Description of problem: Start two terminals, and: Term 1: screen -S test Term 2: screen -rd test Term 1: screen -rd test Term 2: screen -rd test (obviously waiting until the detach/attach completes for each screen -rd). On the third screen -rd, the master screen process goes away, the dungeon collapses, and you die. Version-Release number of selected component (if applicable): screen-4.0.2-15.1 How reproducible: Always.
I'm able to replicate this after updating multiple systems to rawhide. This is a severe problem and makes screen rather less than useful
Hrm, installing older releases of screen (4.0.1) isn't helping. There must be some other change in the distribution that is causing screen to freak.
I coaxed a backtrace out of gdb: #0 0x00002b139fd9388b in free () from /lib64/libc.so.6 #1 0x00002b139f4bbf32 in _nc_free_termtype () from /usr/lib64/libncurses.so.5 #2 0x00002b139f4bc643 in del_curterm () from /usr/lib64/libncurses.so.5 #3 0x00002b139f4beab0 in tgetent () from /usr/lib64/libncurses.so.5 #4 0x0000000000421e15 in getlogin () #5 0x00000000004233f8 in getlogin () #6 0x0000000000416796 in _nc_timed_wait () #7 0x00000000004175db in _nc_timed_wait () #8 0x000000000044029e in getlogin () #9 0x0000000000407e34 in ?? () #10 0x00002b139fd42aa4 in __libc_start_main () from /lib64/libc.so.6 #11 0x0000000000403309 in ?? () #12 0x00007ffffff0a0f8 in ?? () #13 0x0000000000000000 in ?? ()
I believe this is related to the fix for bug 198032 - cc'ing ncurses maintainer.
This works around it in screen, FWIW: diff -ru screen-4.0.2/termcap.c screen-4.0.2.foo/termcap.c --- screen-4.0.2/termcap.c 2003-09-08 10:45:36.000000000 -0400 +++ screen-4.0.2.foo/termcap.c 2006-08-15 23:38:06.000000000 -0400 @@ -1333,7 +1333,7 @@ xseteuid(real_uid); xsetegid(real_gid); #endif - r = tgetent(bp, name); + r = tgetent(NULL, name); #ifdef USE_SETEUID xseteuid(eff_uid); xsetegid(eff_gid);
CC'ing upstream ncurses maintainer - this appears to be an issue with the new ncurses tgetent caching logic.
I've confirmed the work around does work around the issue. I'm going to do some cleanup in the spec file, but we want to wait for a proper fix before pushing a new package.
This is a ncurses bug, minimal code to reproduce it: tgetent(b2, "rxvt"); tgetent(b1, "rxvt"); tgetent(b3, "screen"); tgetent(b1, "rxvt"); tgetent(b3, "screen.rxvt"); tgetent(b3, "screen"); tgetent(b1, "rxvt");
Someone reported a problem with the fix a couple of weeks later. That fix (the most recent one) is in 20060715. What patchlevel of ncurses is the RPM based on?
The package is based on the 20060715 patchlevel, so this bug is something a bit different.
thanks - then that could be an error in the cache logic. I'll investigate it this evening.

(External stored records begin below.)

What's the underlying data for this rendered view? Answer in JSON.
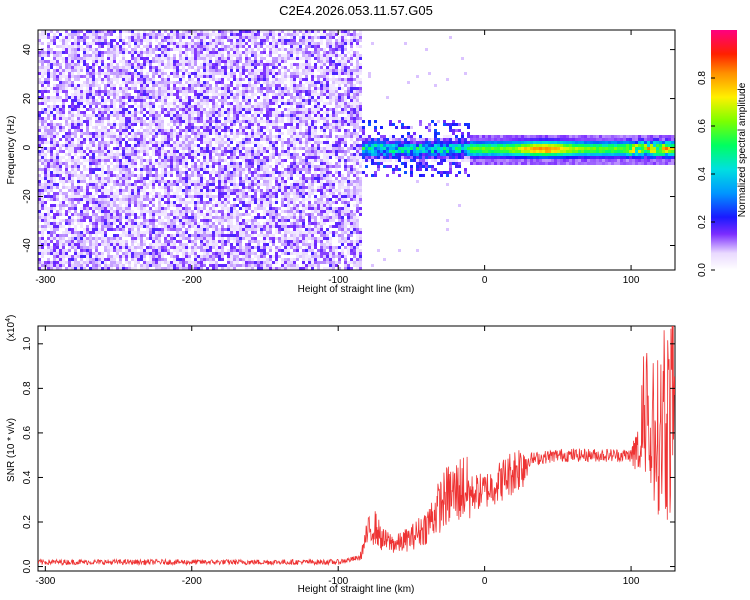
{
  "title": "C2E4.2026.053.11.57.G05",
  "chart_data": [
    {
      "type": "heatmap",
      "xlabel": "Height of straight line (km)",
      "ylabel": "Frequency (Hz)",
      "xlim": [
        -305,
        130
      ],
      "ylim": [
        -50,
        48
      ],
      "x_ticks": [
        -300,
        -200,
        -100,
        0,
        100
      ],
      "y_ticks": [
        -40,
        -20,
        0,
        20,
        40
      ],
      "colorbar": {
        "label": "Normalized spectral amplitude",
        "range": [
          0,
          1
        ],
        "ticks": [
          "0.0",
          "0.2",
          "0.4",
          "0.6",
          "0.8"
        ]
      }
    },
    {
      "type": "line",
      "xlabel": "Height of straight line (km)",
      "ylabel": "SNR (10 * v/v)",
      "y_multiplier": "(x10^4)",
      "xlim": [
        -305,
        130
      ],
      "ylim": [
        -0.02,
        1.08
      ],
      "x_ticks": [
        -300,
        -200,
        -100,
        0,
        100
      ],
      "y_ticks": [
        "0.0",
        "0.2",
        "0.4",
        "0.6",
        "0.8",
        "1.0"
      ],
      "series_color": "#ee3333",
      "series": [
        {
          "x": [
            -305,
            -280,
            -250,
            -200,
            -150,
            -100,
            -85,
            -80,
            -75,
            -70,
            -60,
            -50,
            -40,
            -30,
            -25,
            -20,
            -15,
            -10,
            0,
            10,
            20,
            30,
            50,
            80,
            100,
            110,
            120,
            125,
            130
          ],
          "values": [
            0.02,
            0.02,
            0.02,
            0.02,
            0.02,
            0.02,
            0.04,
            0.15,
            0.18,
            0.12,
            0.1,
            0.13,
            0.18,
            0.28,
            0.32,
            0.33,
            0.36,
            0.33,
            0.34,
            0.38,
            0.43,
            0.48,
            0.5,
            0.5,
            0.5,
            0.53,
            0.6,
            0.65,
            0.7
          ]
        }
      ]
    }
  ]
}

Created attachment 134313 [details] Patch fixing the tgetent bug. It crashes when two cache records have the same last_bufp and both are deleted. Another problem is that last_bufp isn't set to 0 when terminal description wasn't found. The patch should fix that.
Fixed in ncurses-5.5-23.20060715.
The assignment to LAST_BUF appears to be unnecessary. Otherwise the patch seems ok (tested for leaks, etc).
Thomas, without the assignment screen is still not working correctly. Explanation is that after unsuccessful tgetent there will be cache record with old LAST_BUF and when tgetent is called with this value it will delete wrong LAST_TRM.
I'm not 100% sure if this is related or not, however if I ssh into a box running screen, and reattach an existing session (screen -DR), then log in again via another ssh session and bring up screen in 'multi-screen' mode (screen -x), then irssi that I always have up goes completely mental. The displaying text scatters all over the screen and is unusable. The only way to recover is to detatch the screwed screen (^a ^d), then use screen -DR to kill all sessions and attach again. This basically means that using screen in -x mode is impossible.
Oh, and I forgot to mention, this is with screen-4.0.2-15.1 and ncurses-5.5-23.20060715. Both seem to be the current version in rawhide.
Ah, another one. I can reproduce it, and when I disable caching in tgetent it works fine, so it seems related to the problem.
ncurses-5.5-24.20060715 has a patch that modifies tgetstr function a bit, so it returns pointer to provided area instead of internal ncurses structure. This should make screen happy again.